The basis of ‘extracting from’ and ‘accumulating to’ demands the software is ‘distributed’ in concept and in practice. In a mega-infrastructure you might be running any number (unlimited) of extract/accumulate pairs across any number of system pairs. And yes, that means you are not restricted to a single vault. You may decide to have different vaults for different divisions for example.

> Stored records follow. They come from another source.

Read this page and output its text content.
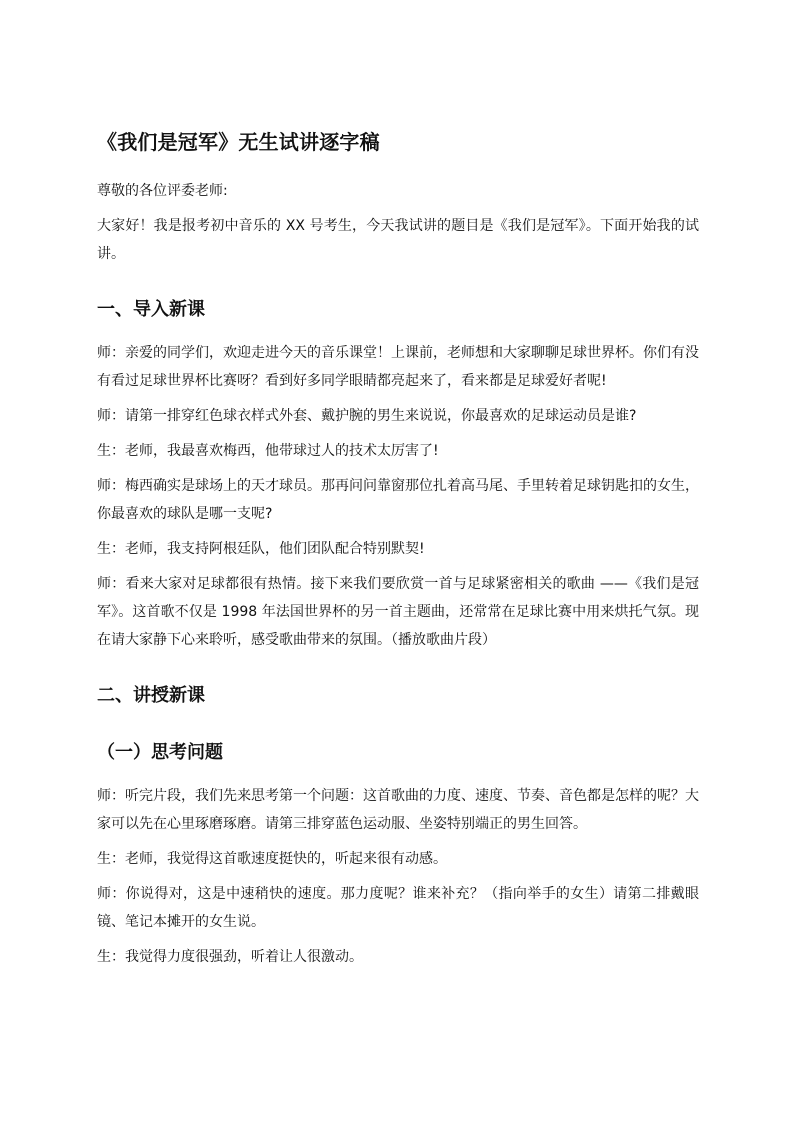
《我们是冠军》无生试讲逐字稿
尊敬的各位评委老师:
大家好！我是报考初中音乐的 XX 号考生，今天我试讲的题目是《我们是冠军》。下面开始我的试讲。
一、导入新课
师：亲爱的同学们，欢迎走进今天的音乐课堂！上课前，老师想和大家聊聊足球世界杯。你们有没有看过足球世界杯比赛呀？看到好多同学眼睛都亮起来了，看来都是足球爱好者呢!
师：请第一排穿红色球衣样式外套、戴护腕的男生来说说，你最喜欢的足球运动员是谁?
生：老师，我最喜欢梅西，他带球过人的技术太厉害了!
师：梅西确实是球场上的天才球员。那再问问靠窗那位扎着高马尾、手里转着足球钥匙扣的女生，你最喜欢的球队是哪一支呢?
生：老师，我支持阿根廷队，他们团队配合特别默契!
师：看来大家对足球都很有热情。接下来我们要欣赏一首与足球紧密相关的歌曲 ——《我们是冠军》。这首歌不仅是 1998 年法国世界杯的另一首主题曲，还常常在足球比赛中用来烘托气氛。现在请大家静下心来聆听，感受歌曲带来的氛围。（播放歌曲片段）
二、讲授新课
（一）思考问题
师：听完片段，我们先来思考第一个问题：这首歌曲的力度、速度、节奏、音色都是怎样的呢？大家可以先在心里琢磨琢磨。请第三排穿蓝色运动服、坐姿特别端正的男生回答。
生：老师，我觉得这首歌速度挺快的，听起来很有动感。
师：你说得对，这是中速稍快的速度。那力度呢？谁来补充？（指向举手的女生）请第二排戴眼镜、笔记本摊开的女生说。
生：我觉得力度很强劲，听着让人很激动。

Given the distributed and platform-neutral nature of the software the mechanism for administering it needs to be neutral/easy too. You don’t want to have to be handling system-specific horrors such as JCL etc. This is where the ‘administration’ (browser) component comes into play. In this house you describe the things you want to be extracted, where you want them to be stored, when you want things to run, how often, under what restrictions, etc. You can also watch (monitor) all the concurrent actions running from this browser too, across all computers from the single browser seat.
Having lightly described the distributed basics (administration, extraction, accumulation, vault) finally there needs to be some glue to hold all this together. This is the ‘(Adabas) System Coordinator’. System Coordinator understands the network of computers where this software is installed (automatically during installation across the various machines). You will find your administration browser magically acquires this knowledge thereby making your life easier when picking the from/to pairs for the extract/accumulate actions you define.
The System Coordinator ‘network’ manages itself according to the actions you define so that extractors and accumulators will run when you want them to - automatically. You can set the ‘pace’ at which these things run too for example so as not to overload etc.
The communication bewteen all these components is by TCP/IP without need for the Net-Work product.
There is one thing that confuses people. Well two actually…
First is the administration browser cannot run on mainframe. The browser can only run on either (or both) Unix or Windows (LUW). This is quite an obvious limitation since the mainframe finds browser displays a bit difficult.
Second, the installation of all the components is performed from non-mainframe (LUW). This means anyone wishing to install components onto mainframe must do so from ‘off-host’ by getting the Installer to ‘push’ the mainframe components up onto your mainframe. For a single mainframe implementation a site would:
a) Drop the Installer on your choice of LUW stations.
b) Use the Installer to drop the Archiver onto your choice of LUW browser.
c) Use the Installer to drop (push) the Archiver up to your mainframe.
The pre-reqs (other than Adabas) get dropped as needed during the installation process (System Management Hub etc) where needed.
A brief (but still long) tale, hopefully it makes sense to whoever needs it in future.